Penn State University Promises To Erase Castro Quote After Anti-Communist Student Complains

The Democratic Party recently announced that it was launching a Florida-centric online ad campaign to promote President Joe Biden’s criticism of the Cuban regime amid street protests on the island pushing for reforms to the nation’s communist government.

Biden, long after Republicans embraced and promoted the protesters, called communism a “failed system.” The ads will reflect that. 

Better late than never. Democrats found themselves boxed in on Cuba because their staunchest allies, Black Lives Matter activists, stood behind the regime, and because most of their party, including on Capitol Hill, explicitly or tacitly supports the regime’s economic agenda.

But while Democrats hem and haw, the late Cuban strongman Fidel Castro’s legacy is being scrubbed from at least one part of the left-wing domain: a college campus.

In this case, Penn State University.

The conservative group Campus Reform reports that Penn State administrators have agreed to take down a quote by Castro from its Paul Robeson Cultural Center. 

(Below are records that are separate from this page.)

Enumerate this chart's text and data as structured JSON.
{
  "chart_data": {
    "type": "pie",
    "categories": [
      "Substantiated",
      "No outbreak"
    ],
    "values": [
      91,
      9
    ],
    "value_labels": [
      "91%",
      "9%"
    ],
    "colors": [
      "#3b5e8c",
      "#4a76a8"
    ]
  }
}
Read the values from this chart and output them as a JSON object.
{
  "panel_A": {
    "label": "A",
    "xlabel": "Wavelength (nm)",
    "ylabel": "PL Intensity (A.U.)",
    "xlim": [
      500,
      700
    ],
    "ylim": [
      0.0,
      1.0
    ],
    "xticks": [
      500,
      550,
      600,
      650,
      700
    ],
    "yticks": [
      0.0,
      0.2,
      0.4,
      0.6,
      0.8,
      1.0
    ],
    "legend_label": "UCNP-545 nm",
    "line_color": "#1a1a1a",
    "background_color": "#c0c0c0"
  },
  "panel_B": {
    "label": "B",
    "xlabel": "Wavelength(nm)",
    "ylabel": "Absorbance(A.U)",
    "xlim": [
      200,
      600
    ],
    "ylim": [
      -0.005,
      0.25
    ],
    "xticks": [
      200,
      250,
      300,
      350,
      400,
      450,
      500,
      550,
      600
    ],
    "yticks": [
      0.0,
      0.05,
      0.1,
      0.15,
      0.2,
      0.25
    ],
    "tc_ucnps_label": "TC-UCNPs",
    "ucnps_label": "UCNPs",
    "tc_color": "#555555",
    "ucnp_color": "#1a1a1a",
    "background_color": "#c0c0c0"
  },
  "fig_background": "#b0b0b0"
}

Robeson, by the way, was an actor, a singer, and an unabashed apologist for Soviet dictator Joseph Stalin. He once claimed that Soviet dissidents opposed to Stalin ought to be shot.

According to Campus Reform, the quote from Castro says, “The equal right of all citizens to health, education, work, food, security, culture, science, and wellbeing — that is, the same rights we proclaimed when we began our struggle, in addition to those which emerge from our dreams of justice and equality for all inhabitants of our world — is what I wish for all.”

But students began to demand that it be removed earlier this month as the protests in Cuba gained momentum.

The leader of the Penn State push, Erik Suarez, is from Venezuela. On social media, he criticized the “repression” being forced on the protesters.

The quote, he said, according to Campus Reform, “represents all the pain, suffering, and misery that my country [Venezuela] is going through. And to see this on a campus building and cultural center is deeply painful, especially because of my love for Penn State.”

Suarez asked university President Eric Barron to get rid of it. One day after Campus Reform picked up on the controversy, Suarez got an email from Frank Guadagnino, Penn State’s vice president for administration.

“The University agrees with the concerns you and others have expressed and the quote is being removed,” it said.